After the French government forbade the publication of Pope Pius IX's Syllabus of Errors condemning modernism, Desprez protested the Church's right to publish it. On 5 January 1865, he asserted the Church's rights calling the document "doctrinal instruction" of which the pope is "the one and only judge". He told the government that it was "abdicating the right to impose moderation by setting no example of it" and "giving joy only ... to the enemies of religion and order". He later described Pius as speaking from a point of view "above the events of this world" and seeing "on the horizon like vapors rising from the abyss the rude and corrupting errors of our time"; he said Pius' work demonstrated the power of the Church, which is "never greater than when it seems most oppressed".

He pressed the case for the canonization of the recently beatified Saint Germaine of Pibrac, a 17th-century shepherd girl abused by her step-mother in a village just west of Toulouse. Pope Pius XI declared her a saint on 29 June 1867 before a vast assembly of clerics who on that day celebrated the 18th centenary of the martyrdom of Saint Peter and the pope congratulated Desprez in person on 1 July.

Following the July 1875 enactment of a statute allowing Catholic higher education, he spearheaded the establishment of the Institut Catholique de Toulouse in 1877. In addition to theological studies, Desprez emphasized its mission in opposition to secularism and contemporary society: "What is the purpose of founding Catholic universities?
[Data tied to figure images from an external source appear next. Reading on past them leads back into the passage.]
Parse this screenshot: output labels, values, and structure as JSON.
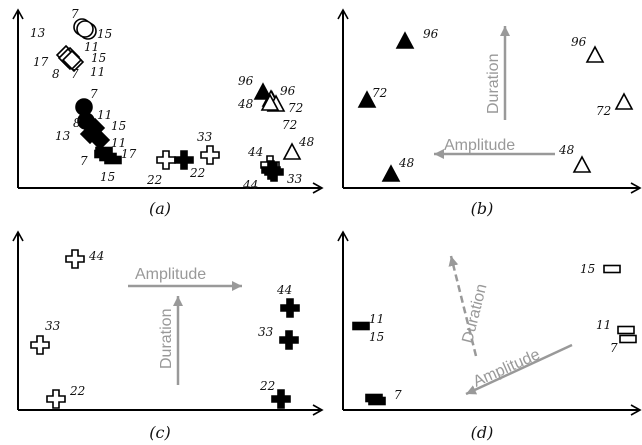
{
  "chart_data": [
    {
      "type": "scatter",
      "panel": "a",
      "caption": "(a)",
      "series": [
        {
          "shape": "circle",
          "filled": false,
          "labels": [
            "7",
            "13",
            "15"
          ]
        },
        {
          "shape": "diamond",
          "filled": false,
          "labels": [
            "17",
            "8",
            "7",
            "11",
            "15",
            "11"
          ]
        },
        {
          "shape": "circle",
          "filled": true,
          "labels": [
            "7",
            "8"
          ]
        },
        {
          "shape": "diamond",
          "filled": true,
          "labels": [
            "13",
            "11",
            "15"
          ]
        },
        {
          "shape": "bar",
          "filled": true,
          "labels": [
            "7",
            "11",
            "17",
            "15"
          ]
        },
        {
          "shape": "cross",
          "filled": false,
          "labels": [
            "22",
            "33"
          ]
        },
        {
          "shape": "cross",
          "filled": true,
          "labels": [
            "22"
          ]
        },
        {
          "shape": "triangle",
          "filled": true,
          "labels": [
            "96",
            "48"
          ]
        },
        {
          "shape": "triangle",
          "filled": false,
          "labels": [
            "96",
            "72",
            "72",
            "48"
          ]
        },
        {
          "shape": "cross",
          "filled": false,
          "labels": [
            "44"
          ]
        },
        {
          "shape": "cross",
          "filled": true,
          "labels": [
            "44",
            "33"
          ]
        }
      ]
    },
    {
      "type": "scatter",
      "panel": "b",
      "caption": "(b)",
      "axis_arrows": [
        "Duration",
        "Amplitude"
      ],
      "series": [
        {
          "shape": "triangle",
          "filled": true,
          "labels": [
            "96",
            "72",
            "48"
          ]
        },
        {
          "shape": "triangle",
          "filled": false,
          "labels": [
            "96",
            "72",
            "48"
          ]
        }
      ]
    },
    {
      "type": "scatter",
      "panel": "c",
      "caption": "(c)",
      "axis_arrows": [
        "Amplitude",
        "Duration"
      ],
      "series": [
        {
          "shape": "cross",
          "filled": false,
          "labels": [
            "44",
            "33",
            "22"
          ]
        },
        {
          "shape": "cross",
          "filled": true,
          "labels": [
            "44",
            "33",
            "22"
          ]
        }
      ]
    },
    {
      "type": "scatter",
      "panel": "d",
      "caption": "(d)",
      "axis_arrows": [
        "Duration",
        "Amplitude"
      ],
      "series": [
        {
          "shape": "bar",
          "filled": true,
          "labels": [
            "11",
            "15",
            "7"
          ]
        },
        {
          "shape": "bar",
          "filled": false,
          "labels": [
            "15",
            "11",
            "7"
          ]
        }
      ]
    }
  ]
}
To provide doctors, lawyers, solicitors, engineers, magistrates, professors, writers, business leaders who will be motivated by Catholic feelings."

Pope Leo XIII made him a cardinal priest on 12 May 1879 and gave him his red galero and the title of Santi Marcellino e Pietro on 22 September 1879. He took possession of his titular church on 25 September 1879.

A doctor who worked in Toulouse during the cholera epidemic of 1885 reported that Desprez was "the only official personage who had the courage at that time to cross the perilous threshold" of the lazaretto. He also reported being told several times that Desprez was the biological son of Emperor Napoleon, though "it was pretty generally agreed that he had not inherited the great intellectual gifts of his supposed father".

He died of heart disease on 21 January 1895 in Toulouse; (Note: The inscription on his tombstone expresses the date of his death using the Roman calends system as "XII KAL FEBRVARII", that is, the eleventh day before 1 February, which is 21 January. This report also errs in transcribing the year of his death as "MDCCCXCX" rather than "MDCCCXCV".) he was the oldest and longest-serving French bishop. His funeral monument in the chapel of Saint Germaine in the cathedral of Toulouse was dedicated on 13 November 1899.

==Honors==
In 1860, just after his arrival in Toulouse, he was assigned a chair, the same chair occupied by his predecessors since 1821, at the Académie des Jeux Floraux, an organization dedicated to preserving poetic expression according to established norms. (Note: The end of his tenure is unknown, but his chair was assigned to someone else in 1887. The speech Desprez gave on taking his seat on 9 April 1860 is reprinted in Lacointa, pp. 313–16.)

Desprez was made a knight of the Legion of Honor on 31 December 1854 and promoted to officer on 15 August 1868. At the time of his promotion he wrote in a private letter: "It would be better not to add any decoration to my robes." The instructions he left for his funeral declined the military honors associated with his officer's rank.